Reno requests counsel to investigate labor secretary

WASHINGTON (AP) — Attorney General Janet Reno requested an independent counsel to investigate whether Labor Secretary Alexis Herman engaged in influence peddling or solicited illegal campaign contributions.
Reno’s decision to seek a seventh independent counsel for a high-ranking member of the Clinton administration was relayed to a special court late Monday and described in a brief court document that was made public.
The primary allegation was that, as a White House aide, Herman took kickbacks for helping a friend’s clients. Herman has denied any wrongdoing.
Some Justice officials recommended Reno request appointment of an outside prosecutor because the independent counsel law requires that step when she is unable to resolve any specific, credible allegations of federal felonies within 150 days, said department sources, speaking on condition of anonymity.
Other Justice officials apparently doubted that the remaining unresolved matters were specific and credible enough to require an independent counsel.
Attorneys for Herman were still providing information to the department on Friday. Reno discussed the case in meetings with key aides on the deadline day, Monday.

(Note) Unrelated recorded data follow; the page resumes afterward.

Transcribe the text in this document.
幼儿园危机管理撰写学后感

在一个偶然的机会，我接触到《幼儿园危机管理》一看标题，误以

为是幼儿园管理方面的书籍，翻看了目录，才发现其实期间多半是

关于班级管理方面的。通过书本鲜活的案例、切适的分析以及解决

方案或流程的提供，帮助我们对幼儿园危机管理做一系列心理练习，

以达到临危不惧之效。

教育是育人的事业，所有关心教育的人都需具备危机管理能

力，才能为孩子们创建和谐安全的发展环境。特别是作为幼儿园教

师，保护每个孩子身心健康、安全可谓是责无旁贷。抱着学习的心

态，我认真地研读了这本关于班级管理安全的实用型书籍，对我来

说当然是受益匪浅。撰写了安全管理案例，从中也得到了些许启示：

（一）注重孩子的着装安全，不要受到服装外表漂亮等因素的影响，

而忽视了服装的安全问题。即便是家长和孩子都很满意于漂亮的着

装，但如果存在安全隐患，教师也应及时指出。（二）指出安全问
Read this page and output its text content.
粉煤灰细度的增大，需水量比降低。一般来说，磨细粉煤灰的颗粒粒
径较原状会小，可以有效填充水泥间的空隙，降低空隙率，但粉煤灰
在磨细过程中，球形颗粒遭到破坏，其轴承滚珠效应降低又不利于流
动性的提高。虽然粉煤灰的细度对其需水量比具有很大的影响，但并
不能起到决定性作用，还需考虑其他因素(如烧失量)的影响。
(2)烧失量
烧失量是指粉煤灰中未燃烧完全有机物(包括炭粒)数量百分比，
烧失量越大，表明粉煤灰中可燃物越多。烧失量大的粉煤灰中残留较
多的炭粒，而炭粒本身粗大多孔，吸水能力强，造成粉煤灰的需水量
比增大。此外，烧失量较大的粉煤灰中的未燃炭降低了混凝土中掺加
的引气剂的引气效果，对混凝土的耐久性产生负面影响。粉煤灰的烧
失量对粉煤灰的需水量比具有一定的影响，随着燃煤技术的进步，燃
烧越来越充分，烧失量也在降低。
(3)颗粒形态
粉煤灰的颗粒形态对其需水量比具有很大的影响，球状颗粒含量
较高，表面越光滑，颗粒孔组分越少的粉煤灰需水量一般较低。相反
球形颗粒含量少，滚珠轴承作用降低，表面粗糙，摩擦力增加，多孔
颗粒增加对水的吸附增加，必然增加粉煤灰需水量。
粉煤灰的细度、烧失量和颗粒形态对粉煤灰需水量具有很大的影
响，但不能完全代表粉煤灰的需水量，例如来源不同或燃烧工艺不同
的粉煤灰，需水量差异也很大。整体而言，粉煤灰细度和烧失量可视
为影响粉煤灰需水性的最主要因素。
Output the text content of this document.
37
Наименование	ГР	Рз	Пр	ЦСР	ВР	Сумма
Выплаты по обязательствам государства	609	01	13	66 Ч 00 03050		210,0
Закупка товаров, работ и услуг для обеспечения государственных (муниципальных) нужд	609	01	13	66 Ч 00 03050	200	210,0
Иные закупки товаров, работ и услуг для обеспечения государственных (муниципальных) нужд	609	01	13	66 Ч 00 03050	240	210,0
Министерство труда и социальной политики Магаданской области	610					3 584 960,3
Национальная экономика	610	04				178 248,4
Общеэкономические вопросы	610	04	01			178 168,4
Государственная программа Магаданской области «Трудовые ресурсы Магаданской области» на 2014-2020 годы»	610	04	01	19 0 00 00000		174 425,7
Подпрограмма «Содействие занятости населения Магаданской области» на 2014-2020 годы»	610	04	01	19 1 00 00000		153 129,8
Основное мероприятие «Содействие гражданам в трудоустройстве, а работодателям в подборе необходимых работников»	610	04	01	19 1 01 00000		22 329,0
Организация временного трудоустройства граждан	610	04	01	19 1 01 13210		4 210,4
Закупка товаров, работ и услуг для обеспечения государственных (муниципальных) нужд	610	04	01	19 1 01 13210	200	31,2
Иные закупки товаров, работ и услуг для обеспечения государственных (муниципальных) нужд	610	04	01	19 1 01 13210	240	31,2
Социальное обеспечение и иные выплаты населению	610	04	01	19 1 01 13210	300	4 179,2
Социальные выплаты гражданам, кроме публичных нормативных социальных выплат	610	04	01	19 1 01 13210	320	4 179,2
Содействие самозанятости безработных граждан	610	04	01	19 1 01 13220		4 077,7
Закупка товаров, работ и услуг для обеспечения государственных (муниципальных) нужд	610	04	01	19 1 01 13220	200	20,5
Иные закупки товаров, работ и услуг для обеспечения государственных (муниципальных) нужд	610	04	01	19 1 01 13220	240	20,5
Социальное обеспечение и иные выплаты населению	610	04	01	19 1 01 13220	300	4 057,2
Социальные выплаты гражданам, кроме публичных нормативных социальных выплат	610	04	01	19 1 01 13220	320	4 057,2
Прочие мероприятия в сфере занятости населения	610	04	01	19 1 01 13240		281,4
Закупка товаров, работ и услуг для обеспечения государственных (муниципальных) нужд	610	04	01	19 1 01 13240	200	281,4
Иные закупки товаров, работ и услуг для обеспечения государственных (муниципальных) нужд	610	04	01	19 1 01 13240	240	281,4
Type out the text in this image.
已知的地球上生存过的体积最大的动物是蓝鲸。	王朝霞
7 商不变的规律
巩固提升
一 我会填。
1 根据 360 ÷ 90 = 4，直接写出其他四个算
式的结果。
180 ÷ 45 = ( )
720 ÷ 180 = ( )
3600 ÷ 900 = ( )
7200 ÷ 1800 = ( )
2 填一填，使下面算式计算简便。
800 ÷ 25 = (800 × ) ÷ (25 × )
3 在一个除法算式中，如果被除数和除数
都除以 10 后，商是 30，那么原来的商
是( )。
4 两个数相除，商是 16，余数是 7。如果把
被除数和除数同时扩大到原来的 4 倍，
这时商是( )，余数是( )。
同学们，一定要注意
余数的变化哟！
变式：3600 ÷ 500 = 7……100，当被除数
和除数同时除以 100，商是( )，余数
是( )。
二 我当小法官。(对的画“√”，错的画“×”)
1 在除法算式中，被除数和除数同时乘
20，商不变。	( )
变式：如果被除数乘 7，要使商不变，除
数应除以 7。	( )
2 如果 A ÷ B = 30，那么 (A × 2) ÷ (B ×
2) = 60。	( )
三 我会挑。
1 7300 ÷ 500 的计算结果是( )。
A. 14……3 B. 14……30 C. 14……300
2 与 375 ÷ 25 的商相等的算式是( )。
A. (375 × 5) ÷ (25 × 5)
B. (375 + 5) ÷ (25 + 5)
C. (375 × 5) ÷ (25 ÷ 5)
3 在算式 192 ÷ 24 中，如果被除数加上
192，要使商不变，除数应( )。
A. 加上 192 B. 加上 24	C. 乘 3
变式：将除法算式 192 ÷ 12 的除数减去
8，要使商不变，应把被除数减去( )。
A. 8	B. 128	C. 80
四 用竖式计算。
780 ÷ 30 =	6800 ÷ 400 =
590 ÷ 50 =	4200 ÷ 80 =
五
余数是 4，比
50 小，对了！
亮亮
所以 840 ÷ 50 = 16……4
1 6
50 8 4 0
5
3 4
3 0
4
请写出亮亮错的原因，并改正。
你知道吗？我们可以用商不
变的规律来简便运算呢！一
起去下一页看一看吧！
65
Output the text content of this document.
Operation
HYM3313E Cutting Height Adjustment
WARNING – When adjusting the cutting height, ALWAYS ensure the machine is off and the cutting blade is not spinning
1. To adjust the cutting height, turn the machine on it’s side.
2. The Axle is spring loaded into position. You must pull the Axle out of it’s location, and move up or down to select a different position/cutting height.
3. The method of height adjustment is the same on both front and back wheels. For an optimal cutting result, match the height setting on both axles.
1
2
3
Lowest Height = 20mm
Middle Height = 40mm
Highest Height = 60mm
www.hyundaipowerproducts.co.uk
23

If Reno asks a special three-judge court to select an independent counsel, it would be the seventh independent counsel she has requested. She previously had counsels named to investigate Clinton, four of his Cabinet members — since-deceased Commerce Secretary Ron Brown, former Housing Secretary Henry Cisneros, former Agriculture Secretary Mike Espy and Interior Secretary Bruce Babbitt — and former White House aide Eli Segal.